The University plan:
There are two separate proposals on the table: the 2004 recommendations made by Provost Courant, and the recommendations for 2005 and beyond made by the Committee on Health Insurance Premium Design (CHIPD), on which only administrators were represented. The only firm numbers at this point are for 2004. GradCare would cost $12/mo ($144/yr) for one person, $23/mo ($276/yr) for two, and $27/mo ($324/yr) for three or more. Those choosing other plans would pay significantly more.

The University has issued projected premiums for 2005 under the CHIPD plan based on a projected 7.5% DECREASE in total costs, which seems unlikely since the University has based their argument for changes on the fact that costs are RISING 15% a year. Based on this estimate, premiums for one person in 2005 would probably be around $21/mo ($252/yr). Families of three or more would likely pay about $31/mo ($372/yr). Again, those choosing other plans would pay significantly more.

For GSI’s and GSSA’s, this change is illegal:
While we do not think this is a fair or well-considered plan for any employees, the University has the right to change the health care of faculty and GSRA’s. However, 1700 GEO members are covered by a contract through February 1, 2005. State labor law designates health benefits as a “mandatory subject of bargaining,” meaning employers cannot change workers’ benefits without reopening formal negotiations. This law applies in all cases, unless the contract contains a “clear and unequivocal waiver” of the right to bargain. The line in our contract (Article XI) that says the Administration’s contribution to our health care will be the same as for other instructional staff is in no means a waiver by the standards set by the law.

Whatever the exact amount, forcing us to pay premiums is a breach of contract.

This is a question of priorities:
The numbers provided by the Provost suggest that the University would make about $120,000 from the premiums of GEO members in 2004. This is a drop in the bucket for the University, whose Health System made $22.5 million last year, and the University spent over $2 million remodeling the President’s mansion over the past year. The University has more than enough money to pay for our health benefits.

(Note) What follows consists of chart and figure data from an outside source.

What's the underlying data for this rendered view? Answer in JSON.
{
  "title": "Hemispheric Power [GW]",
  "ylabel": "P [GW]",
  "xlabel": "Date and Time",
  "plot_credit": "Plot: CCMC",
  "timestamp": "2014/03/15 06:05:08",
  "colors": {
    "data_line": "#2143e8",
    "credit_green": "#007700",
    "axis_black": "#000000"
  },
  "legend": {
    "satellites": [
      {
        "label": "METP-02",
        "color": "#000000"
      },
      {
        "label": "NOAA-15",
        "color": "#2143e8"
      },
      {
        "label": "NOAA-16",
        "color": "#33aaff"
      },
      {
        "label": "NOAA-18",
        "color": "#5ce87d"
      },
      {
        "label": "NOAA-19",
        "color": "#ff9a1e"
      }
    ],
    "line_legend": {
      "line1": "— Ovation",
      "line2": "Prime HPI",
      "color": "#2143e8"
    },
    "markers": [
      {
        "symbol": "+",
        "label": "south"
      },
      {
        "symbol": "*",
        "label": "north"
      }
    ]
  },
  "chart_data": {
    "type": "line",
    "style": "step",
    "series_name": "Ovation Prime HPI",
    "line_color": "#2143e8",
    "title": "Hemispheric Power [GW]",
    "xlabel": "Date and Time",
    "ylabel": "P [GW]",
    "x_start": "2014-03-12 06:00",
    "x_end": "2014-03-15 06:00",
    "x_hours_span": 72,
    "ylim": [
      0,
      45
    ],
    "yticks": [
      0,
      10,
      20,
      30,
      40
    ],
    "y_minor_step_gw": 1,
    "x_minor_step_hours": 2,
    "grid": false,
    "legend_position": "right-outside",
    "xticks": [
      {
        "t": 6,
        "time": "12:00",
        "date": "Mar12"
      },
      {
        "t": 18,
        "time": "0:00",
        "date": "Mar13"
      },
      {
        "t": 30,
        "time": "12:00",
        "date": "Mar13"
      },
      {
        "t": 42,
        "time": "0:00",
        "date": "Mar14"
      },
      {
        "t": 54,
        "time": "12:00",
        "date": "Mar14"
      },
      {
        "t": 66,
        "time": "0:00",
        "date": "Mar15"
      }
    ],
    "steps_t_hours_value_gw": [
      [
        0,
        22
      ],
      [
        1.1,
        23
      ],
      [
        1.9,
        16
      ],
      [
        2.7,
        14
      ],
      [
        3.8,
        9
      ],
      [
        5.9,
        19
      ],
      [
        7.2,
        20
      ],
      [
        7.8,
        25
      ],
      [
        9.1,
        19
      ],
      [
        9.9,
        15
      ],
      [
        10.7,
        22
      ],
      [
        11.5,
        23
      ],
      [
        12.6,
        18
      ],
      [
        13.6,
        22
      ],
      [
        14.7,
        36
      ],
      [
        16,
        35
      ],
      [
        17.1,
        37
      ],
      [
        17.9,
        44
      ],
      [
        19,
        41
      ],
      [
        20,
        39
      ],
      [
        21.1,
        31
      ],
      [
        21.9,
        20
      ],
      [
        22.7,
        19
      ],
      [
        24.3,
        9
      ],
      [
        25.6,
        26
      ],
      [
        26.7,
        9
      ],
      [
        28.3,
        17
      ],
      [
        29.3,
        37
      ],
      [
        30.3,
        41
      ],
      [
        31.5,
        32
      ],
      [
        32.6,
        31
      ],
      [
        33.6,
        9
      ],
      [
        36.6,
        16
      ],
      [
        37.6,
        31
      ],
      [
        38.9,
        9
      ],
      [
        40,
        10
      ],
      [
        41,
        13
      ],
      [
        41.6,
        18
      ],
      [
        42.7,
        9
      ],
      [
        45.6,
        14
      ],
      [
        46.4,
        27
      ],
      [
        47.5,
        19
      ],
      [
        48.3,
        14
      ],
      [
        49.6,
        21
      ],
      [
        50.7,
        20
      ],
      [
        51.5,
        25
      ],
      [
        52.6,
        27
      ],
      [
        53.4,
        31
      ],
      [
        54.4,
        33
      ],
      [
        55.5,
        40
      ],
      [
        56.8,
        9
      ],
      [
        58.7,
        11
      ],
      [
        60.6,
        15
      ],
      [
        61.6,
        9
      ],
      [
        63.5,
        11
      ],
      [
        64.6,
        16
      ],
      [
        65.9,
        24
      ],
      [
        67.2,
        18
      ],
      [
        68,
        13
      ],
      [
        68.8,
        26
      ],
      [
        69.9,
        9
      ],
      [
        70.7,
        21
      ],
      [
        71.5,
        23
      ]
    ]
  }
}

Is $120,000 worth breaking our contract?

There are other alternatives:
Last year, the University of Michigan took the lead in defending affirmative action, an issue most institutions were unwilling or afraid to touch. Health care in this country is also an issue that demands vision and leadership. Shifting costs onto workers is like trying to hold up a sinking ship by taking life jackets from passengers and tying them to the hull—it is a short-term reaction that is hurting the health of people in this country without moving toward any real solutions. The University of Michigan has a formidable collection of resources and could lead the way in the effort to create a health care system that provides affordable, quality care to all people. Just as with affirmative action, the first step begins at home, in fulfilling the University’s commitment to its employees.